Выбрать главу

– Иду я, значит, по строгой служебной надобности, – продолжала объяснять категоричная полицейская, сжимая в левой руке рабочую папку, а правой поправляя вдруг съехавший локон, черный и непослушный, – и что же, спрашивается, я слышу? А слух мой острый улавливает одно невероятно неприятное обстоятельство, как будто какой-то зловредный негодник в моём огороде бессовестно разбивает стекло – ну, как, скажите на милость, было сразу же не вмешаться? Итак, уважаемый Геннадий Сергеевич, – говорила она зловредно и саркастически, – растолкуйте мне, пожалуйста, глупенькой: что я тебе настолько нехорошего сделала, что ты решил мне подкинуть «острую и многочисленную свинью»? Между прочим, грешным делом я подумала, что кто-то настолько обнаглел, что соизволил нахально пробраться в мои небольшие пенаты, в результате чего мне даже пришлось подкрадываться к собственному жилищу. Ну и! Я жду объяснительного ответа.

– Простите меня, товарищ участковая, – обращался пьяненький мужичок вежливо и почтительно; оно и неудивительно: восхитительная брюнетка уже успела «обрасти» определенным авторитетом, а если она находилась ещё и в так называемых «расстроенных чувствах», то по возможности с ней старались не связываться, – проклятый «зелёный змей» – негодник! – попутал, – в его изречении подобный термин понимался как состояние опьянения, – ничего не смог с собою поделать.

– То есть ты хочешь сказать, Осольцев, – даже в непроглядной темноте плотно сгустившейся майской ночи стало отчетливо видно, как грозно блеснули разгневанные карие глазки, – что кто-то другой, а не лично ты попытался сейчас морально меня «поиметь»?! По-твоему, что, получается, я наивная дура? Хотя… с другой стороны, ты вроде бы повинился, – Владислава вдруг вспомнила, что вышла в ночную службу совсем по иному поводу и что впереди у нее намечается занятие куда более важное – оформление некриминального трупа; в итоге она решила дать «заднюю», но из сложившейся ситуации выйти с несомненным достоинством: – А значит, и серьезно наказывать тебя как будто бы даже не за что. Ладно, будем считать произошедшие разногласия временными… Но! В ближайшее время я к тебе, не сомневайся, в обязательном порядке наведаюсь – мы продолжим незаконченную беседу, так сказать, и в теплой, и в дружеской обстановке, – и снова несравненная участковая говорила иносказательно, что отчетливо определялось по её ехидной и хитрой ухмылке, – сейчас же, извини, разглагольствовать с тобою мне некогда: я пойду обслуживать очередной случившийся вызов. Тебе советую отправляться напрямую домой, а не шляться, пьяному, по округе, не закидывать честным гражданам пустых, едва-едва допитых, бутылок, – неглупая девушка, она давно уже поняла, к чему именно относился звук разбиваемого стекла, недавно прозвучавший из ближайшего огорода, принадлежавшего как раз таки ей и выделенного единовременно со служебным жилищем.

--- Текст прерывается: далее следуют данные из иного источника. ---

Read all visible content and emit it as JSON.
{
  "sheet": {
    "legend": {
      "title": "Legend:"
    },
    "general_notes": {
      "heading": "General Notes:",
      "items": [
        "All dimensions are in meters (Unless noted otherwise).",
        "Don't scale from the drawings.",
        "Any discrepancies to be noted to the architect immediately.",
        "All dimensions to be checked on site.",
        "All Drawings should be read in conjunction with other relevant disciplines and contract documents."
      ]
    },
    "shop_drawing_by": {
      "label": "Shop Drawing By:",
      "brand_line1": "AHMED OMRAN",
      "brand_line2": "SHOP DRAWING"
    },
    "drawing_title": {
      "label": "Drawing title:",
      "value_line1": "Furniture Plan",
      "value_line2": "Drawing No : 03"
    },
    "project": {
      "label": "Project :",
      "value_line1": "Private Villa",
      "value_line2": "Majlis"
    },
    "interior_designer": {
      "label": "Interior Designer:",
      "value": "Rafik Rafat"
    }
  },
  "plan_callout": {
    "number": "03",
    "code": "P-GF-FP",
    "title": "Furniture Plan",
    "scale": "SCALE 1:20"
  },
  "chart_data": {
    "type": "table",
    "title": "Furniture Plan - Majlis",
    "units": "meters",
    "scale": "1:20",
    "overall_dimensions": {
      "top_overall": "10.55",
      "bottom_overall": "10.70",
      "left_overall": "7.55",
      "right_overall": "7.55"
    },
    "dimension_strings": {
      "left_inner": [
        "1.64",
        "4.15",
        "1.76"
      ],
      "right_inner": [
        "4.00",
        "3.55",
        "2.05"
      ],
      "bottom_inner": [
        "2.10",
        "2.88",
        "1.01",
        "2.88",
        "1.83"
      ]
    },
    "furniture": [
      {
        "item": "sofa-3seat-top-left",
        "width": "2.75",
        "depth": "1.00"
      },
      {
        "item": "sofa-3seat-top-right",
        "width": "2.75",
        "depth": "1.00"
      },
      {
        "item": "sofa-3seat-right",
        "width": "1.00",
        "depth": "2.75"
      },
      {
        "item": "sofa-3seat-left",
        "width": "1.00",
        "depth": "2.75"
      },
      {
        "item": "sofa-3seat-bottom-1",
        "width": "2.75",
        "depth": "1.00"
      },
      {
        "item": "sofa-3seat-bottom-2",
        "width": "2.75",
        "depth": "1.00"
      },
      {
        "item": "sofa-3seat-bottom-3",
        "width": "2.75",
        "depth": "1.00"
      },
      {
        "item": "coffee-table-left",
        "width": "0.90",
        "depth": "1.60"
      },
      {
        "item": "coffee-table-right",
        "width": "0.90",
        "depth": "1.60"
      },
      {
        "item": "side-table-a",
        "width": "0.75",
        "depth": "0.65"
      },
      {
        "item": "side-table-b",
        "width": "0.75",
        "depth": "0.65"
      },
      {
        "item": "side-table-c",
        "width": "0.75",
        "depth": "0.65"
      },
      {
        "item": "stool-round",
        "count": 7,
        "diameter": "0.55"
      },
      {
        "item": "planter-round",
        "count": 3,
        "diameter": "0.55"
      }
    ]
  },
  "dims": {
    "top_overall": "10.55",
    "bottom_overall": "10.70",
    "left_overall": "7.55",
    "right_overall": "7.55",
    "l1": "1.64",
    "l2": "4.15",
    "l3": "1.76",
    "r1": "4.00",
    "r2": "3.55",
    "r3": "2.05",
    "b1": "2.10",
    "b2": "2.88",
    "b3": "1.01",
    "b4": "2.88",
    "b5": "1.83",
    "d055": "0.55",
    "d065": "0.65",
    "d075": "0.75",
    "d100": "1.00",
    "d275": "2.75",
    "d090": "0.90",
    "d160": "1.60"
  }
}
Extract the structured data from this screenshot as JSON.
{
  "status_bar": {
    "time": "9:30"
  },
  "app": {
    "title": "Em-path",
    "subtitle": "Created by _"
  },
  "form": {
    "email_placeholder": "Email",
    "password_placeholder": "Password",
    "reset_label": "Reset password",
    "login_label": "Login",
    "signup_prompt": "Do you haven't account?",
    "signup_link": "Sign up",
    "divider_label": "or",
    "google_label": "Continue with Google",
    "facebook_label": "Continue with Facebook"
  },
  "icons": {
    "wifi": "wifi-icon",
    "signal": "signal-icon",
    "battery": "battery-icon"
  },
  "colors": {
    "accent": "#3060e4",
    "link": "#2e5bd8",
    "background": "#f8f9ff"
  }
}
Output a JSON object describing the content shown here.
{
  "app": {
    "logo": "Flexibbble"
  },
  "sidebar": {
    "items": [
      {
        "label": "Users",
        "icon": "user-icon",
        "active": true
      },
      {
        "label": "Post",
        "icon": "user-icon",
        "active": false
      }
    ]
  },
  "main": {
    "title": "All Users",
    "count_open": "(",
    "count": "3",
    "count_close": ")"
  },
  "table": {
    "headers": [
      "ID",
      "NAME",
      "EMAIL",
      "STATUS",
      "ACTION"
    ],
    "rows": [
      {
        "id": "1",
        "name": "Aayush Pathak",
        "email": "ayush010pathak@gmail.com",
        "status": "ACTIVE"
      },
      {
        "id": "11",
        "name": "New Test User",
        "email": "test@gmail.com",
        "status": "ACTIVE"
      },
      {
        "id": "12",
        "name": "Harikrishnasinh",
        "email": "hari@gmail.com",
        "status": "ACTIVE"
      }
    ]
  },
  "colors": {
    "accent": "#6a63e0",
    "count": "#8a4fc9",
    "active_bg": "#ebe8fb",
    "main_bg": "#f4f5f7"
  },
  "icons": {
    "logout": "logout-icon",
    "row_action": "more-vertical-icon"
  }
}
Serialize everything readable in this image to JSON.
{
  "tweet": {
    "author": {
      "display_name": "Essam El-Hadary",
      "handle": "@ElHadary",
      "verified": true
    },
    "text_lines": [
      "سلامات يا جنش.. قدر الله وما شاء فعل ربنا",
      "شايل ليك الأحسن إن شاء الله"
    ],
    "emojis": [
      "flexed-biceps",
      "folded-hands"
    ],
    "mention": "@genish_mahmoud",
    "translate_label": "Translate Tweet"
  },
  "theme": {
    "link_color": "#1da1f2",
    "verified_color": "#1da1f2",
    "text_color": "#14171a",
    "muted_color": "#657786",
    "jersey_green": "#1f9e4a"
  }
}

– Хорошо-хорошо, – практически мгновенно согласился разнузданный гражданин, не раз успевший облегченно вздохнуть, что довольно легко и безобидно отделался (а ведь мог и в Райково, что за тридцать километров, «бесплатно» скататься), – А ты, Владислава, – заискивающе перешел он на панибратские нотки и указал вытянутой правой рукой вдоль направления, какое избрал себе в качестве дальнейшего продвижения, – случайно сейчас идешь не туда, – всё же легкая доля страха в его совсем несмелой душеньке так-таки ещё сохранялась.

– Нет, – твердо ответила бравая полицейская и кивнула черным прядями вправо, – мне необходимо попасть на улицу Завокзальная. Короче – как не скажет достопочтенный и уважаемый Палыч – пойду я, пожалуй, а не то и так изрядно с тобой здесь «подзадержалась», пока объясняла неразумному пьянице прописные, простейшие истины.

Едва закончив коротенький, но назидательный монолог, эффектная брюнетка обошла нашкодившего мужичка по левую руку (невольно ее тянуло поближе к дому), а затем невероятно твердой походкой направилась в необходимую сторону; как и раньше, при каждом её шаге, шаркая плотными брюками об мягкую резину красочных, разноцветных сапог, раздавался необычайный звук «Хлюп, чвак, пшик – хлюп, чвак, пшик», немногим ранее невероятно напугавший Осольцева. Тот в свою очередь выдохнул, но, единственное, теперь уже не настолько спокойно, как когда, скажем, понял, что ему посчастливилось благополучно отделаться от скорого полицейского прессинга, а наоборот уныло, тревожно, протяжно – и, легонько пошатываясь, вступил в непроглядную, кошмарную, казалось бы, несказанно опасную темноту.